Il saggio presenta una prefazione che fa luce sul razzismo come fenomeno intrinseco nella natura umana. In esso l’autore manifesta, altresì, il suo scetticismo circa la possibilità di porre in atto un reale cambiamento attraverso un libro con il quale intende contribuire alla creazione di una maggiore consapevolezza e coscienza sociale. I più piccoli, ancora svincolati da pregiudizi, possono essere facilmente condotti verso comportamenti socialmente virtuosi.

Si apre poi il dialogo tra padre e figlia, vero fulcro del saggio: schietto, sincero, a tratti disarmante.
“-Dimmi babbo, cos’è il razzismo?
-Tra le cose che ci sono al mondo, il razzismo è la meglio distribuita. È un comportamento piuttosto diffuso, comune a tutte le società tanto da diventare, ahimè, banale. Esso consiste nel manifestare diffidenza e poi disprezzo per le persone che hanno caratteristiche fisiche e culturali diverse dalle nostre”.

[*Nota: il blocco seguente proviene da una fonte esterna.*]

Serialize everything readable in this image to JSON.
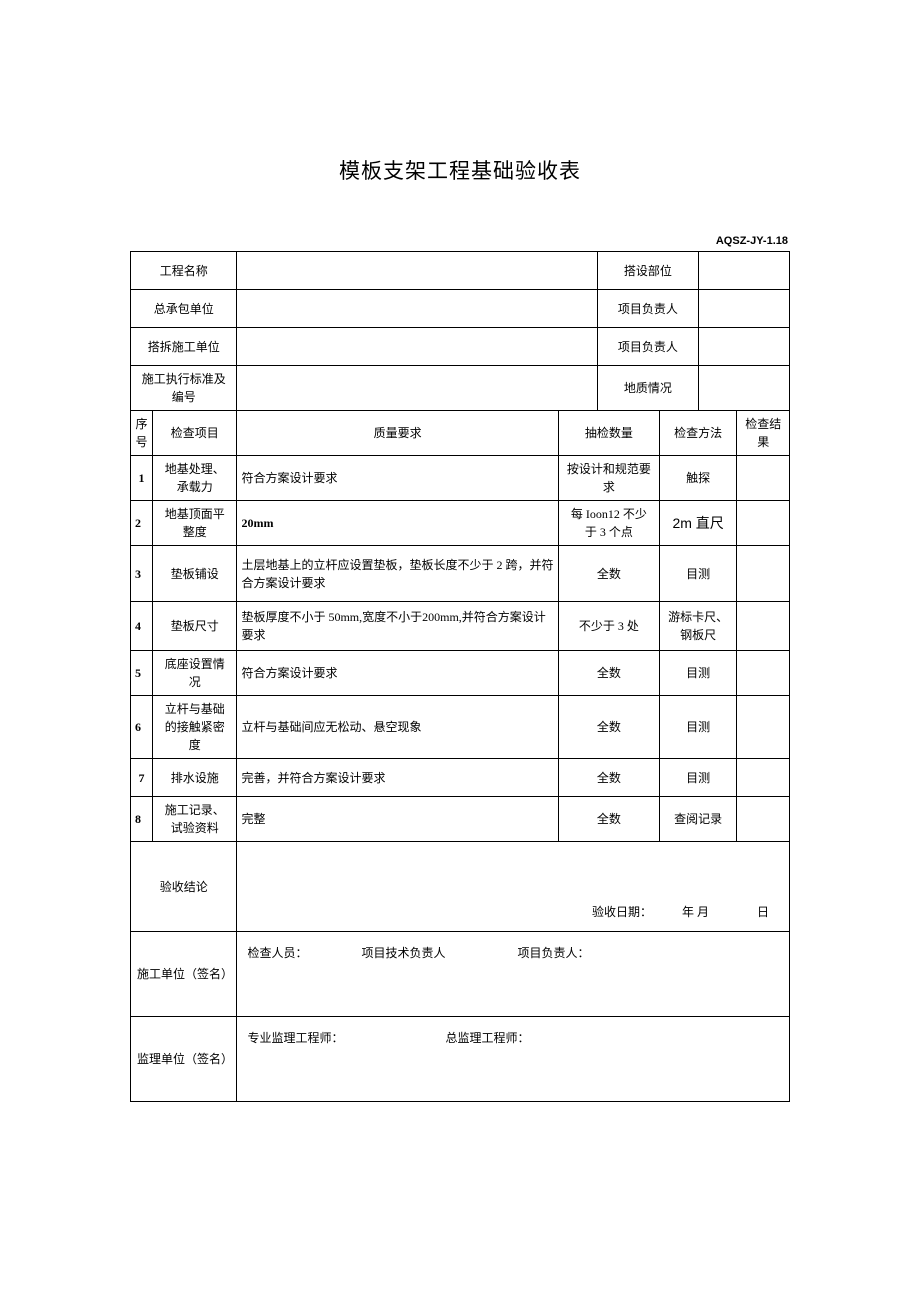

Il dialogo ha ritmo, è ricco di esempi tratti dalla quotidianità e si sofferma adeguatamente su alcuni eventi storici. Questa struttura narrativa rende la lettura veloce e, al tempo stesso, coinvolgente e mai noiosa.
Pagina dopo pagina, ci si accorge che il contenuto è di estrema attualità. Questo dimostra che, per quanto dei cambiamenti nel corso degli ultimi decenni siano stati attuati, i passi in avanti da compiere siano ancora molti.

Libro consigliato? Assolutamente sì. Questo saggio lascia ai lettori, piccini e adulti, una preziosa lezione di vita, regalando pillole di civiltà. Andrebbe letto tra i banchi di scuola dagli insegnanti, a casa dai genitori, negli oratori. Insomma, in tutte quelle “agenzie educative” dove prende forma l’educazione e la formazione dei giovani.

Nella conclusione de “Il razzismo spiegato a mia figlia”, Jelloun afferma che: “La lotta contro il razzismo deve essere un riflesso quotidiano. Non bisogna mai abbassare la guardia. […] La lotta contro il razzismo comincia con un lavoro sul linguaggio. Questa lotta d’altra parte richiede volontà, perseveranza, immaginazione”.

Che le sue parole giungano forti come un monito, il 21 Marzo e non solo!